Studio

8 minutes de lecture

« Faut revoir la balance, on a trop de réverb’. Après, on la refait, mais c’est presque dans la boîte les gars, beau boulot ! »

L’ingé son, un taiseux de première, encore plus avare de compliments que de paroles venait de leur balancer ça, mais la bande de potos était si exténuée et concentrée sur la qualité de leur set que personne ne s’en était même rendu compte. Faisait combien de temps qu’ils étaient enfermés dans ce studio à donner corps à leur colère de façon efficace et précise ? Ils sortaient parfois pour s’en griller une, mais ils ressentaient la nécessité de faire bien depuis qu’Anne leur avait parlé. Oui, bon, ça n’avait pas été aussi facile que ça, mais une chose était sûre, c’est qu’elle leur avait vite donné l’impression de quelqu’un de fiable et de carré. Puis sans être jolie-jolie, elle avait ce charme qui savait obliger.
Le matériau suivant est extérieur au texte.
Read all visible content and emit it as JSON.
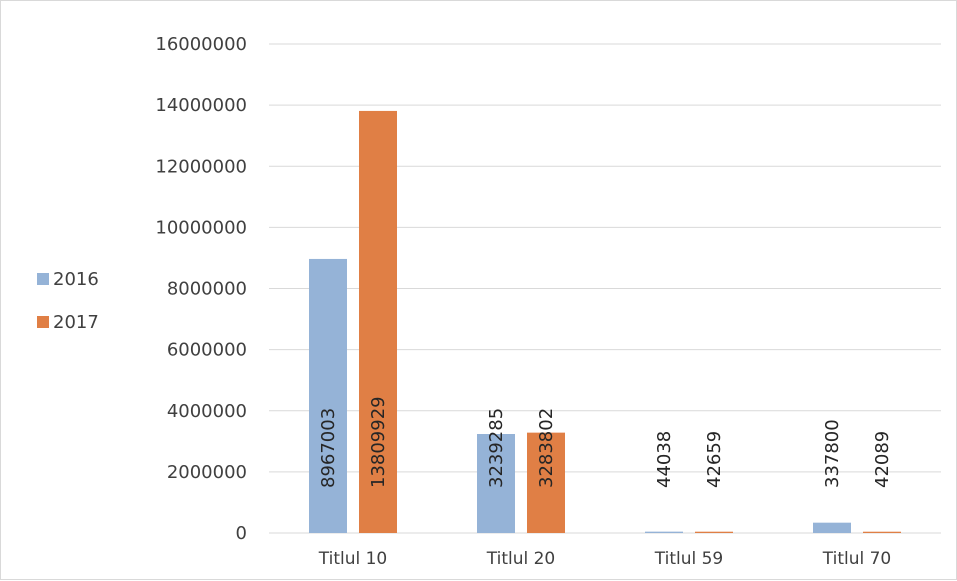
{
  "chart_data": {
    "type": "bar",
    "categories": [
      "Titlul 10",
      "Titlul 20",
      "Titlul 59",
      "Titlul 70"
    ],
    "series": [
      {
        "name": "2016",
        "color": "#95b3d7",
        "values": [
          8967003,
          3239285,
          44038,
          337800
        ]
      },
      {
        "name": "2017",
        "color": "#e07f45",
        "values": [
          13809929,
          3283802,
          42659,
          42089
        ]
      }
    ],
    "ylim": [
      0,
      16000000
    ],
    "yticks": [
      0,
      2000000,
      4000000,
      6000000,
      8000000,
      10000000,
      12000000,
      14000000,
      16000000
    ],
    "grid": true,
    "legend_position": "left",
    "data_labels": "vertical"
  }
}
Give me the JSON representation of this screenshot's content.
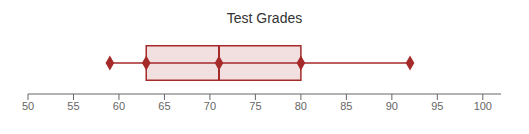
{
  "chart_data": {
    "type": "box",
    "title": "Test Grades",
    "min": 59,
    "q1": 63,
    "median": 71,
    "q3": 80,
    "max": 92,
    "xlim": [
      50,
      102
    ],
    "xticks": [
      50,
      55,
      60,
      65,
      70,
      75,
      80,
      85,
      90,
      95,
      100
    ],
    "color": "#a52a2a"
  }
}
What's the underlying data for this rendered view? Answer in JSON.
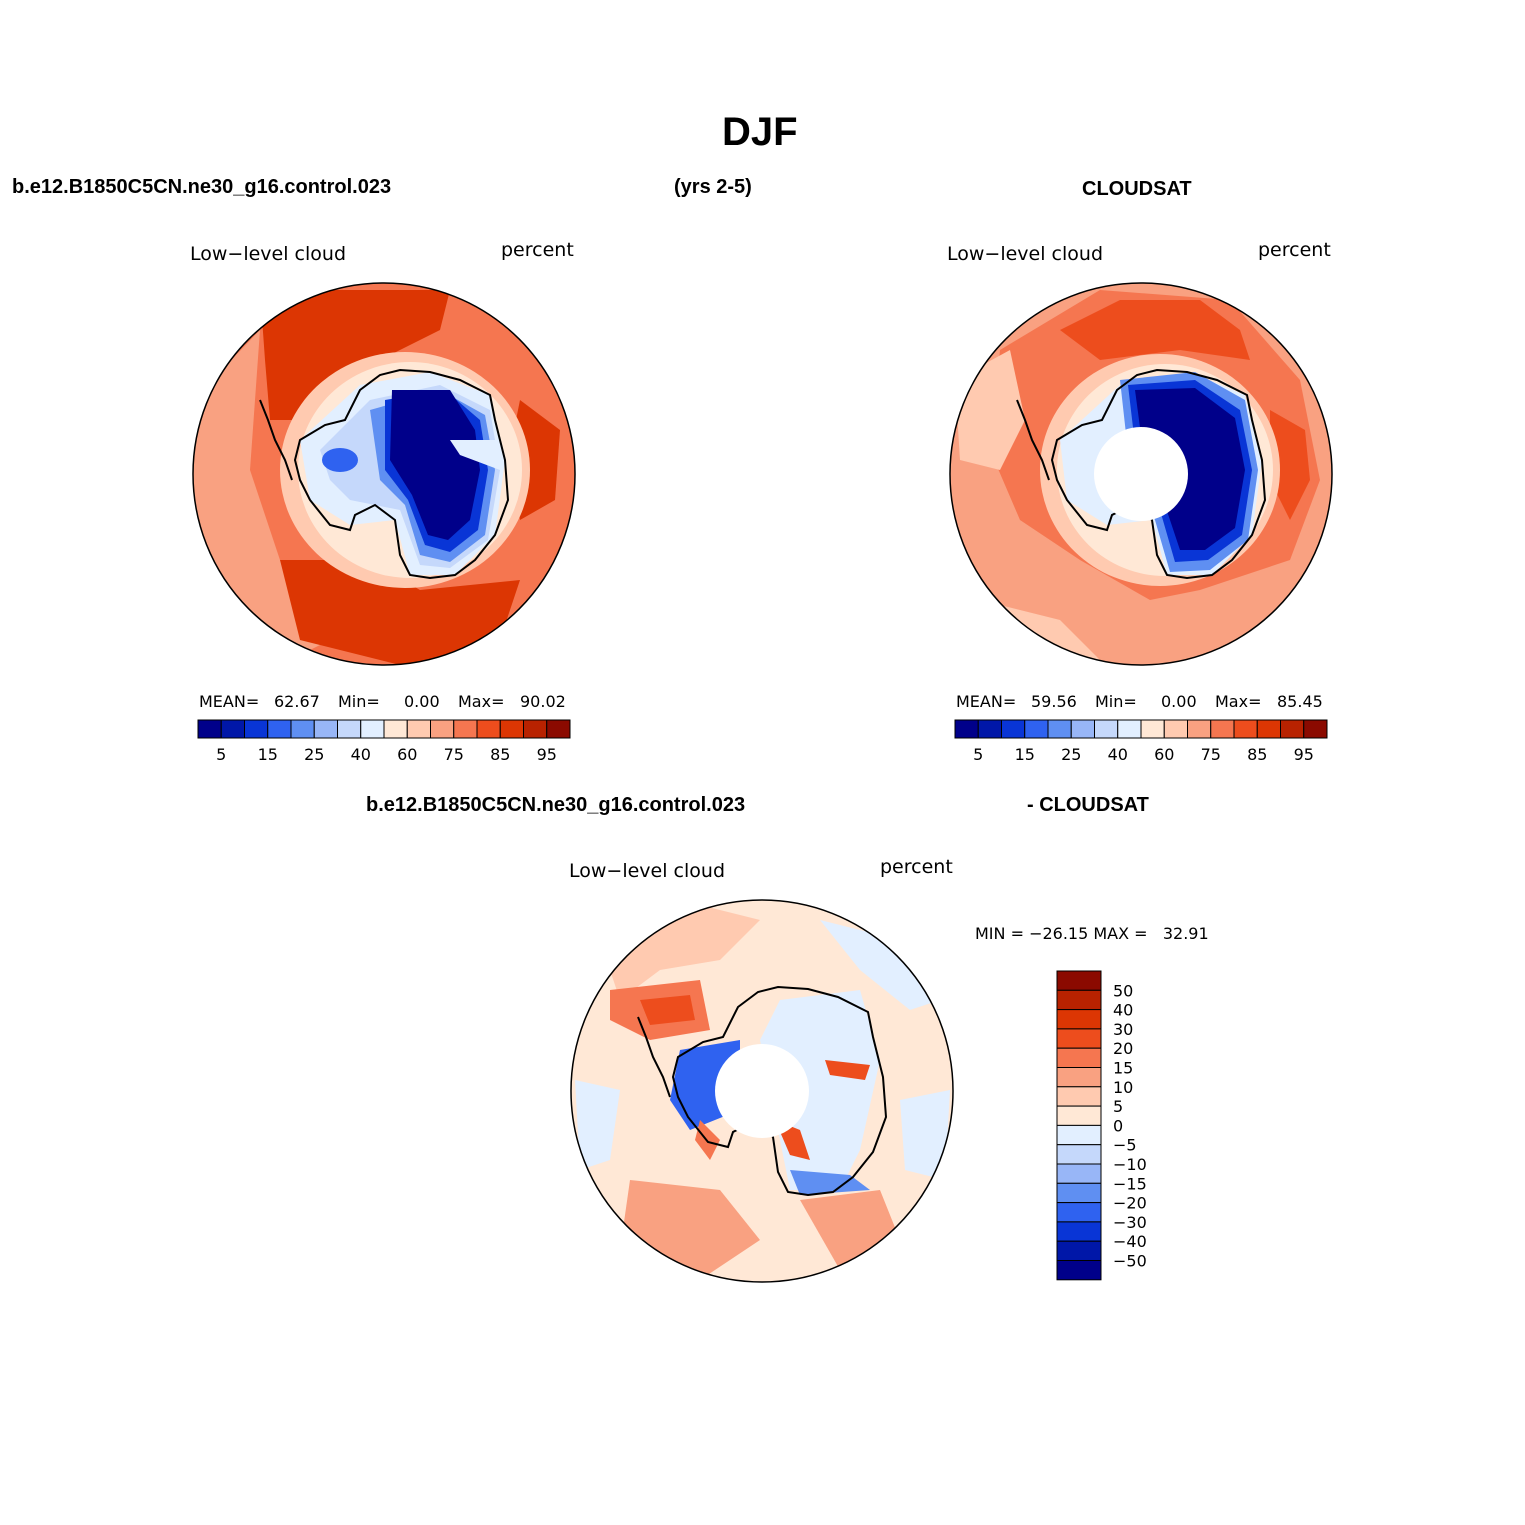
{
  "title": "DJF",
  "top_left_case": "b.e12.B1850C5CN.ne30_g16.control.023",
  "years": "(yrs 2-5)",
  "top_right_case": "CLOUDSAT",
  "diff_case_left": "b.e12.B1850C5CN.ne30_g16.control.023",
  "diff_case_right": "- CLOUDSAT",
  "panels": [
    {
      "name": "model",
      "variable": "Low−level cloud",
      "units": "percent",
      "mean_label": "MEAN=",
      "mean": "62.67",
      "min_label": "Min=",
      "min": "0.00",
      "max_label": "Max=",
      "max": "90.02"
    },
    {
      "name": "cloudsat",
      "variable": "Low−level cloud",
      "units": "percent",
      "mean_label": "MEAN=",
      "mean": "59.56",
      "min_label": "Min=",
      "min": "0.00",
      "max_label": "Max=",
      "max": "85.45"
    },
    {
      "name": "difference",
      "variable": "Low−level cloud",
      "units": "percent",
      "minmax": "MIN = −26.15 MAX =   32.91"
    }
  ],
  "colorbar_abs": {
    "colors": [
      "#00008a",
      "#0017a8",
      "#0935d6",
      "#2f62f0",
      "#5f8ff2",
      "#98b6f7",
      "#c5d8fb",
      "#e2efff",
      "#ffe8d6",
      "#ffcab0",
      "#f9a181",
      "#f57650",
      "#ed4d1d",
      "#dc3603",
      "#b82200",
      "#8b0a00"
    ],
    "labels": [
      "5",
      "15",
      "25",
      "40",
      "60",
      "75",
      "85",
      "95"
    ]
  },
  "colorbar_diff": {
    "colors": [
      "#8b0a00",
      "#b82200",
      "#dc3603",
      "#ed4d1d",
      "#f57650",
      "#f9a181",
      "#ffcab0",
      "#ffe8d6",
      "#e2efff",
      "#c5d8fb",
      "#98b6f7",
      "#5f8ff2",
      "#2f62f0",
      "#0935d6",
      "#0017a8",
      "#00008a"
    ],
    "labels": [
      "50",
      "40",
      "30",
      "20",
      "15",
      "10",
      "5",
      "0",
      "−5",
      "−10",
      "−15",
      "−20",
      "−30",
      "−40",
      "−50"
    ]
  }
}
Et si elle n’en jouait pas pour embobiner les gens et les rouler dans la farine, du moins, et presqu’à son insu, ce fichu charme opérait et les drougs étaient bien contents de répondre à cette injonction non-verbale. Ils en étaient tombés raides dingues, oui, et ils étaient prêts à la suivre à l’autre bout du monde à cloche-pied. C’était aussi simple que ça.

Même My, pourtant farouche de chez farouche, appréciait ce qu’elle avait fait pour eux, cette bande de minables sur laquelle personne ne voulait miser ne serait-ce qu’un kopeck. Grâce à Anne, ils commençaient à prendre de l’épaisseur, de l’envergure. Ils le pressentaient et se donnaient les moyens de faire ce qu’il fallait, quitte à passer des heures entières enfermées en studio. Et Charlot venait de les gratifier d’un putain de compliment même s’ils étaient trop nazes pour le capter. Pas grave. Les prises de son étaient finies ; normalement, là, ce serait repos et une bonne nuit de récupération.
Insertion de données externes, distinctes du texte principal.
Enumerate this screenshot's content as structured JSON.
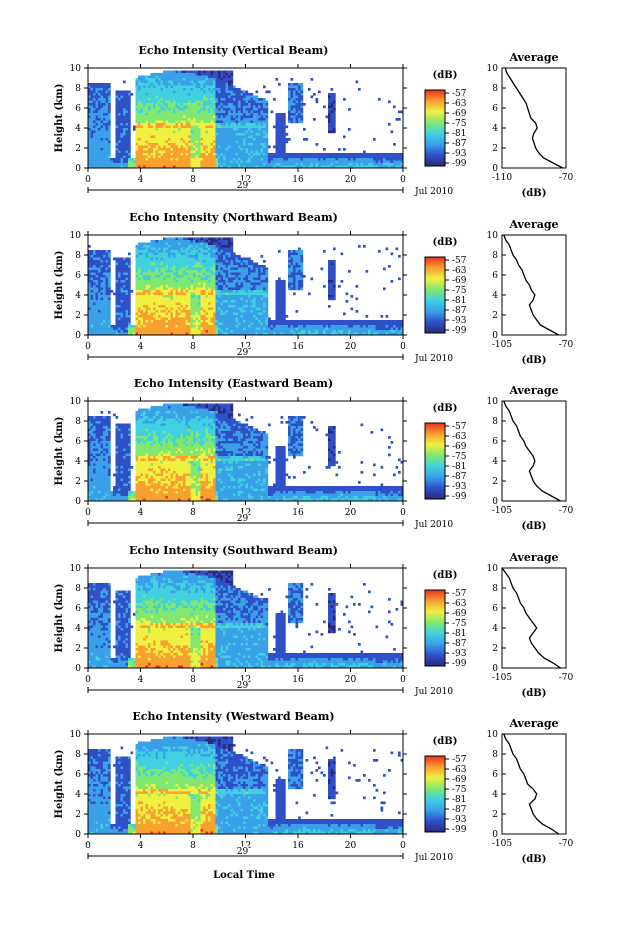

Charlot allait pouvoir faire danser les curseurs pour les arrangements. Ils étaient d’accord pour que cette phase soit tout le temps l’objet de discussions, en toute transparence. Bon, ça n’empêchait pas les beuglantes, mais dans l’ensemble, ils ramaient dans le même sens. Et là, ce petit monde s’était vite rendu compte que ce mec, derrière une platine, était un vrai gourou et qu’ils pouvaient lui faire confiance. Il leur donnerait ce qu’ils voulaient, et bien plus encore.

Le cap qu’ils venaient de passer, c’est que le bruit chaotique et brutal qui était la marque de fabrique de pas mal de groupes garage rock, juste bon finalement à te donner un mal de crâne carabiné, ils parvenaient enfin à le rendre épais, sourd, menaçant et prêt à péter à la gueule. Des basses grondantes, lourdes, et des rifs aigus comme des lames. Et le chant ! Un vrai hymne de combat avec la rugosité du bitume. Avec My qui parfois intervenait en chat écorché vif. Ça donnait des sets courts, précis et nerveux. Et le Charlot, en bon magicien, allait le rendre carrément hautement inflammable.

My, tiens parlons-en d’ailleurs.

Depuis que Buck l’avait dénichée un soir en train de se découper méticuleusement les avant-bras au rasoir sur un quai de gare, elle était devenue la mascotte de ce minability club. Il avait fallu du temps pour que les mecs réussissent à l’apprivoiser. Patiemment. Des mois et des mois. Personne ne savait rien de sa vie d’avant, mais ça n’avait pas dû être très rose ni très funky. Ne parlait pas, invisible et effacée, on oubliait sa présence aussi sec. Pourtant, dans les bastons, c’était clairement la plus ravagée. De tous ses drougs, Buck savait que le véritable fauve, c’était elle. Un vrai chat sauvage, qui la plupart du temps se prélassait sereinement, contente d’avoir de la présence, mais ne cherchant pas pour autant plus de contact et de dialogue. Ça, tous l’avaient vite compris. Elle avait trouvé auprès d’eux un foyer suffisamment chaleureux et bienveillant sans avoir pour autant besoin de plus. Jamais il n’avait été question qu’elle chante lors des concerts, elle se contentait d’observer, de loin et quand ça partait en baston, on avait l’impression alors que c’était sa partition à elle qu’on jouait. Rangeots et Krav maga entraient dans la danse des dents qui volent. Une vraie furie. Explosive.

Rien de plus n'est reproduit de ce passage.